The effects of interpersonal influence were well documented through Schachter's 1951, experiments involving three confederates in an all-male discussion group. One confederate was the deviant, who was assigned to always disagree with the majority; the next was the slider, who disagreed initially but was told to eventually conform; and the last was the mode, whose task was to consistently agree with the majority. Schachter was interested specifically in how the group would pressure the deviant to conform. He found that communication with the deviant increased steadily over the course of the discussion, but in more cohesive groups, the deviant became rejected.

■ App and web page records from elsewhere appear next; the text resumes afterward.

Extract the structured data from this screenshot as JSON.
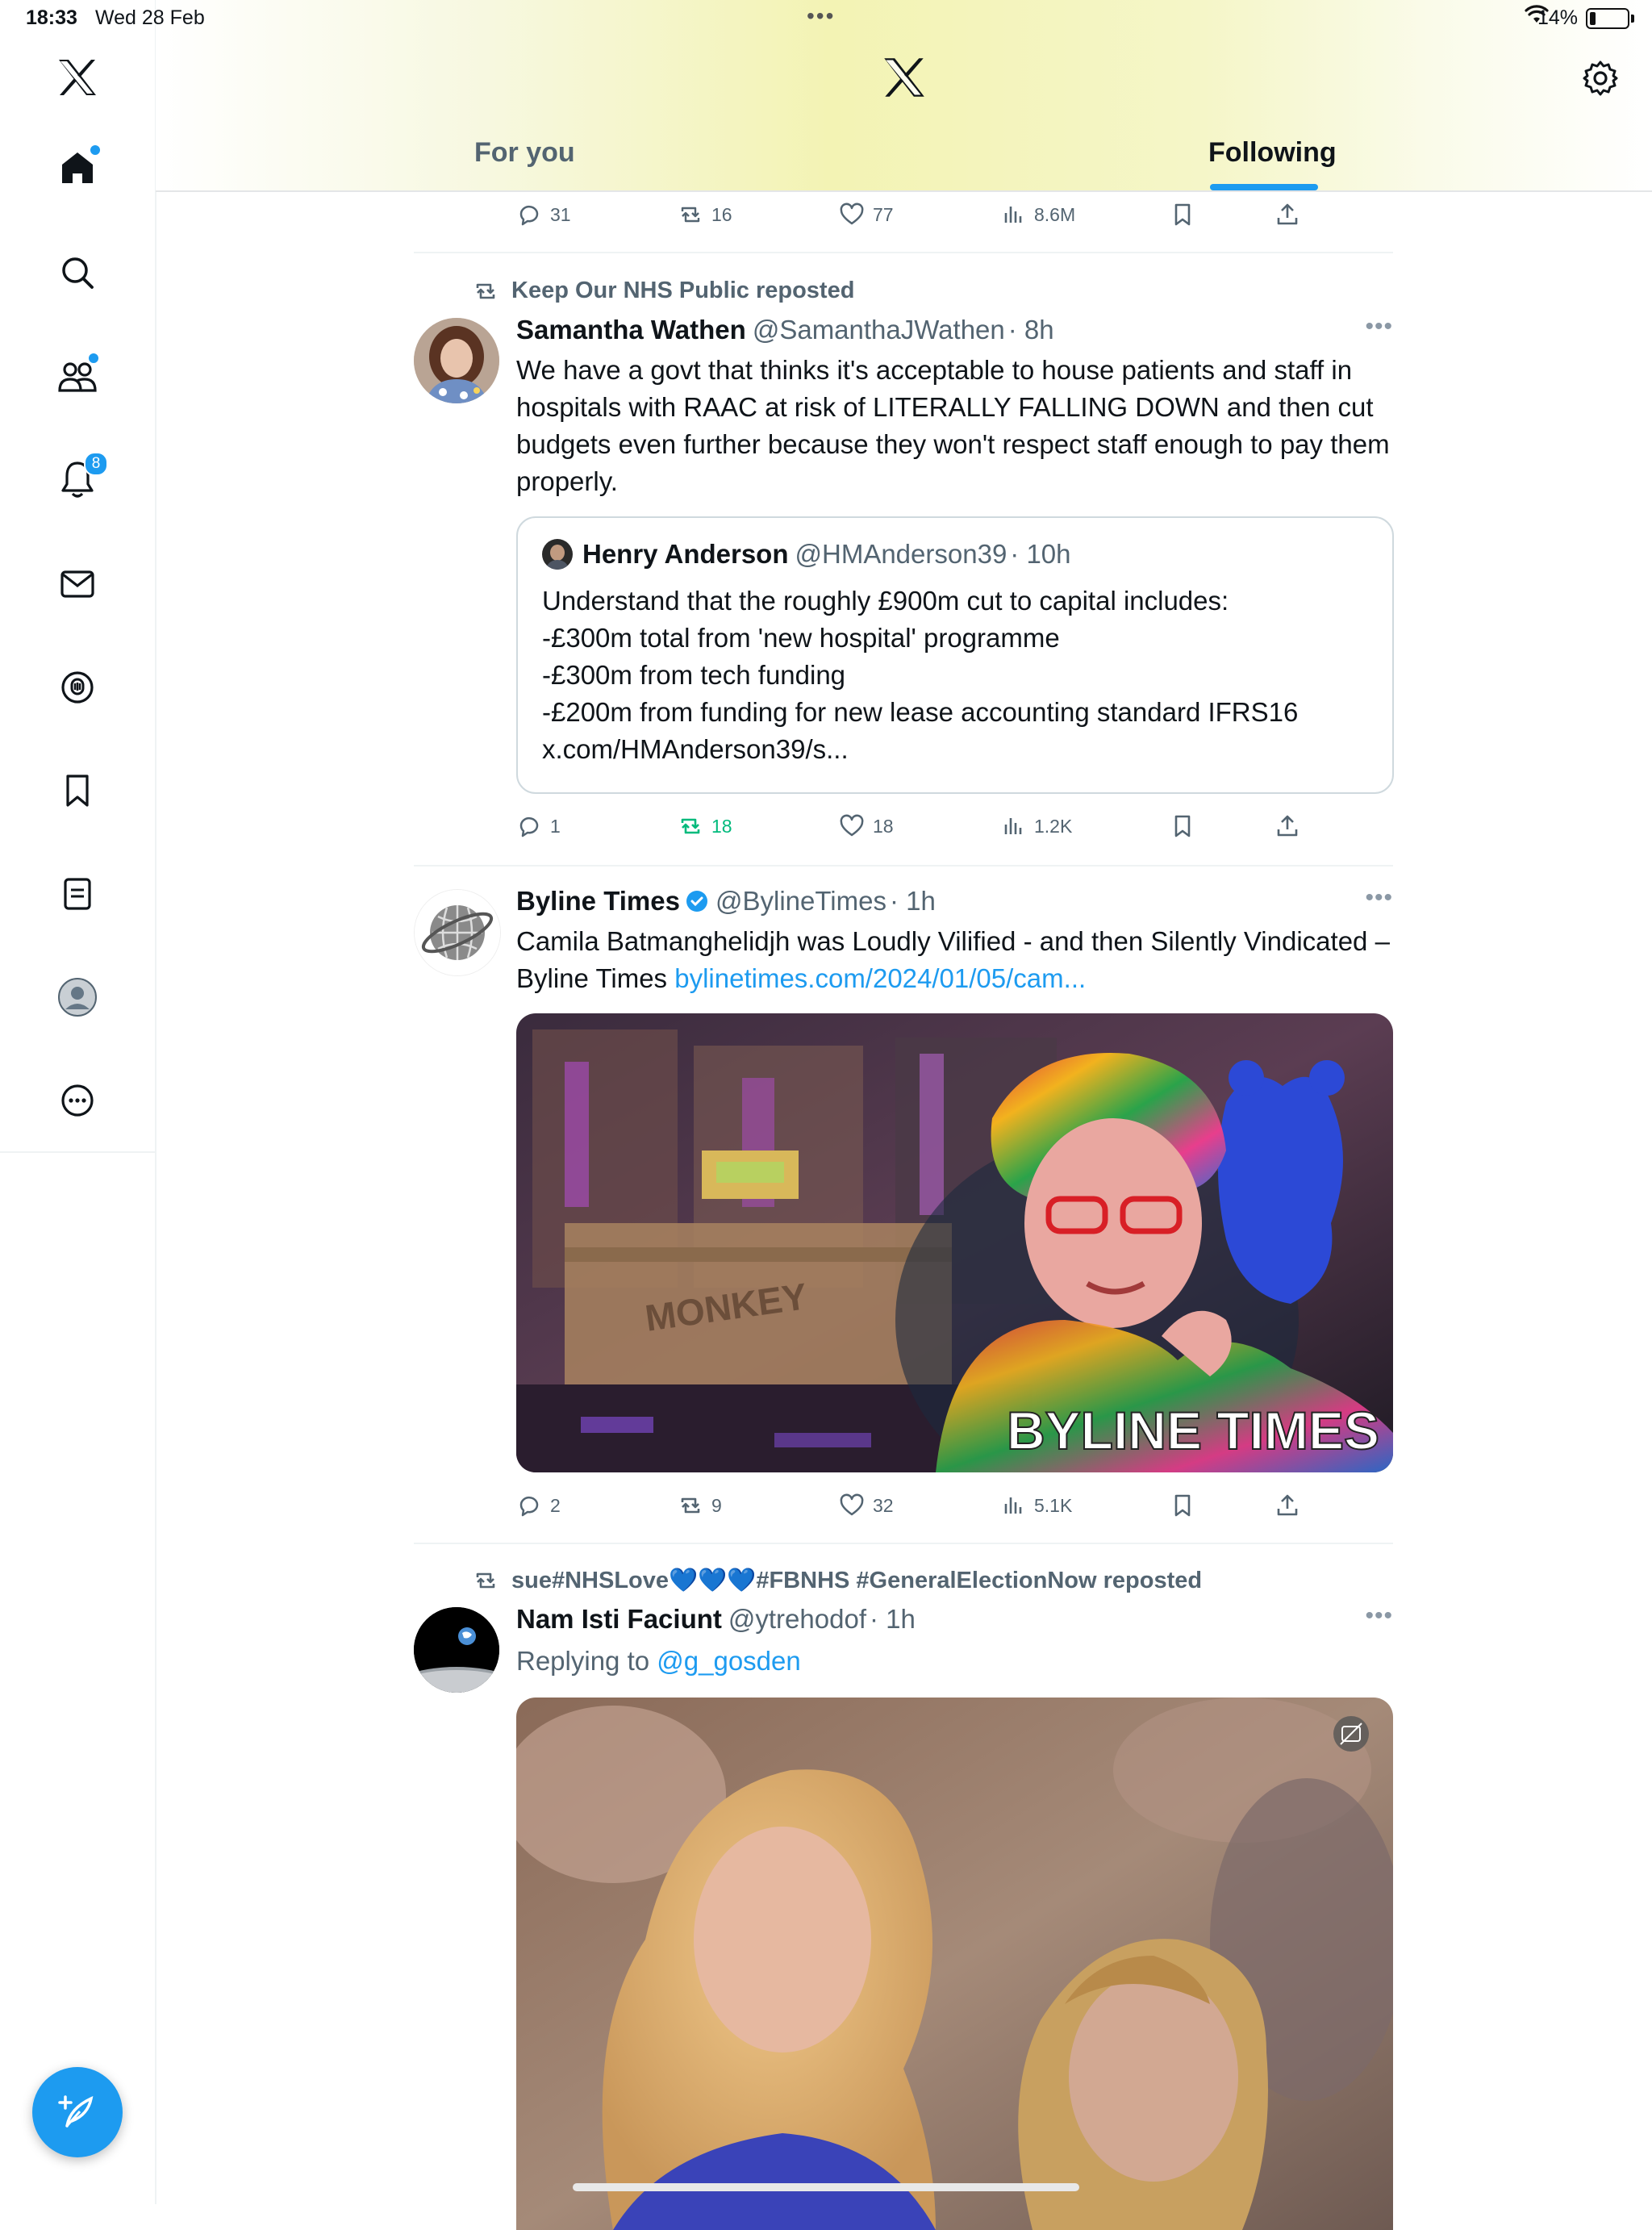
{
  "status_bar": {
    "time": "18:33",
    "date": "Wed 28 Feb",
    "battery": "14%"
  },
  "header": {
    "tabs": [
      "For you",
      "Following"
    ],
    "active_tab": "Following"
  },
  "sidebar": {
    "items": [
      "x-logo",
      "home",
      "search",
      "communities",
      "notifications",
      "messages",
      "spaces",
      "bookmarks",
      "lists",
      "profile",
      "more"
    ],
    "notification_count": "8"
  },
  "colors": {
    "accent": "#1d9bf0",
    "repost_active": "#00ba7c",
    "muted": "#536471"
  },
  "feed": {
    "top_actions": {
      "replies": "31",
      "reposts": "16",
      "likes": "77",
      "views": "8.6M"
    },
    "posts": [
      {
        "repost_label": "Keep Our NHS Public reposted",
        "name": "Samantha Wathen",
        "handle": "@SamanthaJWathen",
        "time": "· 8h",
        "text": "We have a govt that thinks it's acceptable to house patients and staff in hospitals with RAAC at risk of LITERALLY FALLING DOWN and then cut budgets even further because they won't respect staff enough to pay them properly.",
        "quote": {
          "name": "Henry Anderson",
          "handle": "@HMAnderson39",
          "time": "· 10h",
          "lines": [
            "Understand that the roughly £900m cut to capital includes:",
            "-£300m total from 'new hospital' programme",
            "-£300m from tech funding",
            "-£200m from funding for new lease accounting standard IFRS16",
            "x.com/HMAnderson39/s..."
          ]
        },
        "actions": {
          "replies": "1",
          "reposts": "18",
          "likes": "18",
          "views": "1.2K"
        }
      },
      {
        "name": "Byline Times",
        "handle": "@BylineTimes",
        "time": "· 1h",
        "text": "Camila Batmanghelidjh was Loudly Vilified - and then Silently Vindicated – Byline Times ",
        "link": "bylinetimes.com/2024/01/05/cam...",
        "image_watermark": "BYLINE TIMES",
        "image_text": "MONKEY",
        "actions": {
          "replies": "2",
          "reposts": "9",
          "likes": "32",
          "views": "5.1K"
        }
      },
      {
        "repost_label": "sue#NHSLove💙💙💙#FBNHS #GeneralElectionNow reposted",
        "name": "Nam Isti Faciunt",
        "handle": "@ytrehodof",
        "time": "· 1h",
        "replying_prefix": "Replying to ",
        "replying_to": "@g_gosden"
      }
    ]
  }
}
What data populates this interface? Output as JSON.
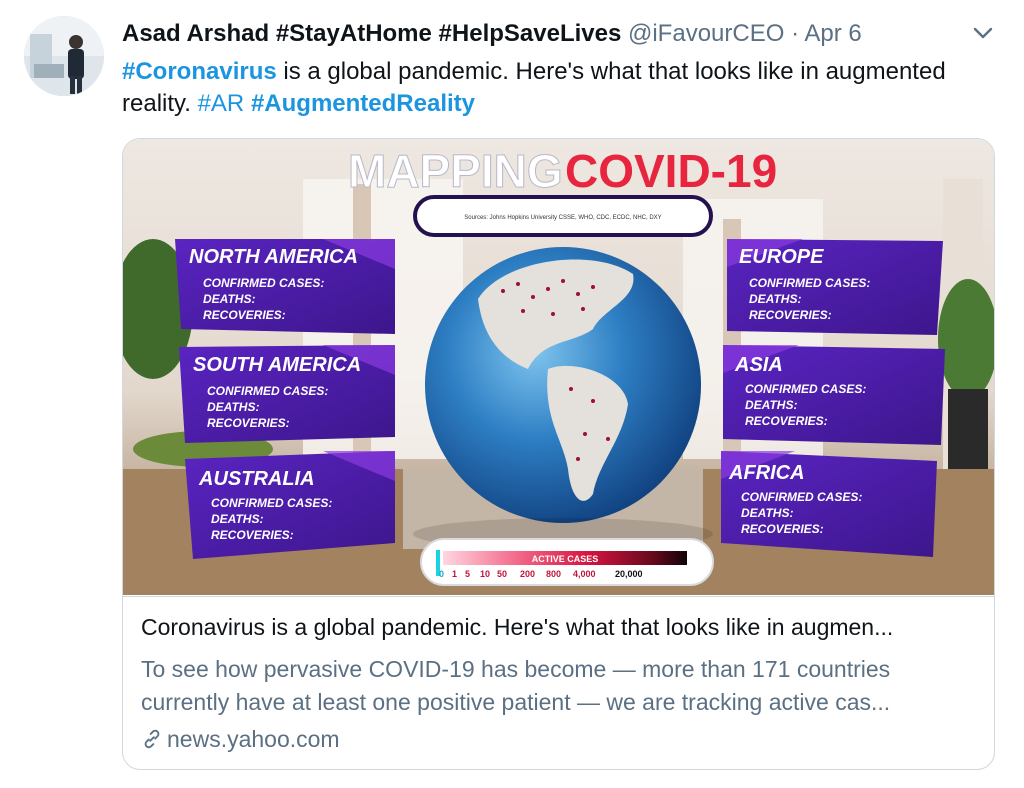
{
  "author": {
    "name": "Asad Arshad #StayAtHome #HelpSaveLives",
    "handle": "@iFavourCEO",
    "separator": "·",
    "date": "Apr 6"
  },
  "tweet": {
    "parts": [
      {
        "text": "#Coronavirus",
        "type": "hashtag-bold"
      },
      {
        "text": " is a global pandemic. Here's what that looks like in augmented reality. ",
        "type": "text"
      },
      {
        "text": "#AR",
        "type": "hashtag"
      },
      {
        "text": " ",
        "type": "text"
      },
      {
        "text": "#AugmentedReality",
        "type": "hashtag-bold"
      }
    ]
  },
  "media": {
    "title_part1": "MAPPING",
    "title_part2": "COVID-19",
    "sources": "Sources: Johns Hopkins University CSSE, WHO, CDC, ECDC, NHC, DXY",
    "row_labels": [
      "CONFIRMED CASES:",
      "DEATHS:",
      "RECOVERIES:"
    ],
    "regions": {
      "north_america": "NORTH AMERICA",
      "south_america": "SOUTH AMERICA",
      "australia": "AUSTRALIA",
      "europe": "EUROPE",
      "asia": "ASIA",
      "africa": "AFRICA"
    },
    "legend_title": "ACTIVE CASES",
    "legend_ticks": [
      "0",
      "1",
      "5",
      "10",
      "50",
      "200",
      "800",
      "4,000",
      "20,000"
    ]
  },
  "card": {
    "title": "Coronavirus is a global pandemic. Here's what that looks like in augmen...",
    "description": "To see how pervasive COVID-19 has become — more than 171 countries currently have at least one positive patient — we are tracking active cas...",
    "source": "news.yahoo.com"
  },
  "colors": {
    "hashtag": "#1b95e0",
    "panel": "#4b1fa6",
    "covid_red": "#e8253f"
  },
  "icons": [
    "chevron-down-icon",
    "link-icon"
  ]
}
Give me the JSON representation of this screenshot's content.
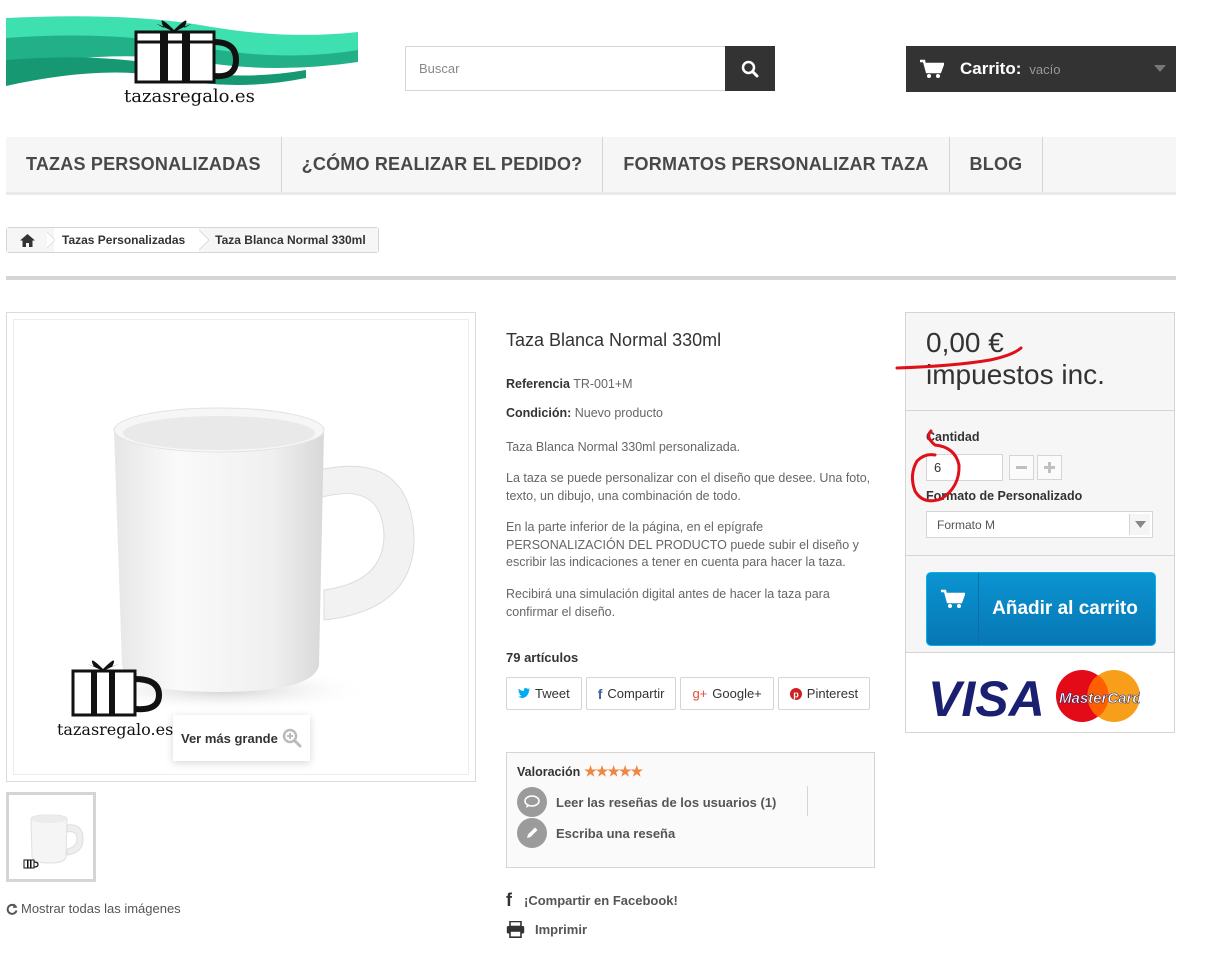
{
  "header": {
    "logo_text": "tazasregalo.es",
    "search": {
      "placeholder": "Buscar",
      "value": ""
    },
    "cart": {
      "title": "Carrito:",
      "status": "vacío"
    }
  },
  "nav": {
    "items": [
      {
        "label": "TAZAS PERSONALIZADAS"
      },
      {
        "label": "¿CÓMO REALIZAR EL PEDIDO?"
      },
      {
        "label": "FORMATOS PERSONALIZAR TAZA"
      },
      {
        "label": "BLOG"
      }
    ]
  },
  "breadcrumb": {
    "category": "Tazas Personalizadas",
    "current": "Taza Blanca Normal 330ml"
  },
  "gallery": {
    "watermark": "tazasregalo.es",
    "view_larger": "Ver más grande",
    "show_all": "Mostrar todas las imágenes"
  },
  "product": {
    "title": "Taza Blanca Normal 330ml",
    "reference_label": "Referencia",
    "reference": "TR-001+M",
    "condition_label": "Condición:",
    "condition": "Nuevo producto",
    "description": [
      "Taza Blanca Normal 330ml personalizada.",
      "La taza se puede personalizar con el diseño que desee. Una foto, texto, un dibujo, una combinación de todo.",
      "En la parte inferior de la página, en el epígrafe PERSONALIZACIÓN DEL PRODUCTO puede subir el diseño y escribir las indicaciones a tener en cuenta para hacer la taza.",
      "Recibirá una simulación digital antes de hacer la taza para confirmar el diseño."
    ],
    "quantity_available": "79 artículos"
  },
  "social": {
    "tweet": "Tweet",
    "share": "Compartir",
    "google": "Google+",
    "pinterest": "Pinterest"
  },
  "reviews": {
    "title": "Valoración",
    "stars": 5,
    "read_link": "Leer las reseñas de los usuarios (1)",
    "write_link": "Escriba una reseña"
  },
  "extra": {
    "facebook": "¡Compartir en Facebook!",
    "print": "Imprimir"
  },
  "buybox": {
    "price": "0,00 €",
    "tax": "impuestos inc.",
    "quantity_label": "Cantidad",
    "quantity_value": "6",
    "format_label": "Formato de Personalizado",
    "format_value": "Formato M",
    "add_to_cart": "Añadir al carrito",
    "card_visa": "VISA",
    "card_mastercard": "MasterCard"
  },
  "colors": {
    "dark": "#333333",
    "accent_blue": "#0a94d1",
    "star": "#ef8743",
    "annotation_red": "#e0101a",
    "logo_teal": "#2fd6a8"
  }
}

There is also a difference between inclusive and exclusive reactions toward the dissenter and therefore different consequence. In an inclusive reaction, the majority and minority argue their opinions, but the minority is still considered to be part of the group. In contrast, in an exclusive reaction, communication diminishes, hostility increases, and the minority becomes rejected entirely. Studies have shown that the affective distress cause by such ostracism and rejection linger long after the event has occurred, and even if the rejected individual is later accepted back into the group.

Interpersonal rejection is a consequence of interpersonal influence. For example, the deviant in this study was rated the lowest by fellow group members on likability and was assigned more menial tasks. Additionally, the slider was less well liked than the mode, despite listening to reason and shifting opinions. This shows that any amount of disagreement with a majority can lower one's chances of acceptance. Those with low self-esteem have been found to respond worse to rejection, likely due to self-blame attributions.

Black-sheep effect is another consequence of interpersonal influence, and occurs when group members who perform an offensive behavior are judged more harshly by their ingroup than an outgroup member who does the same.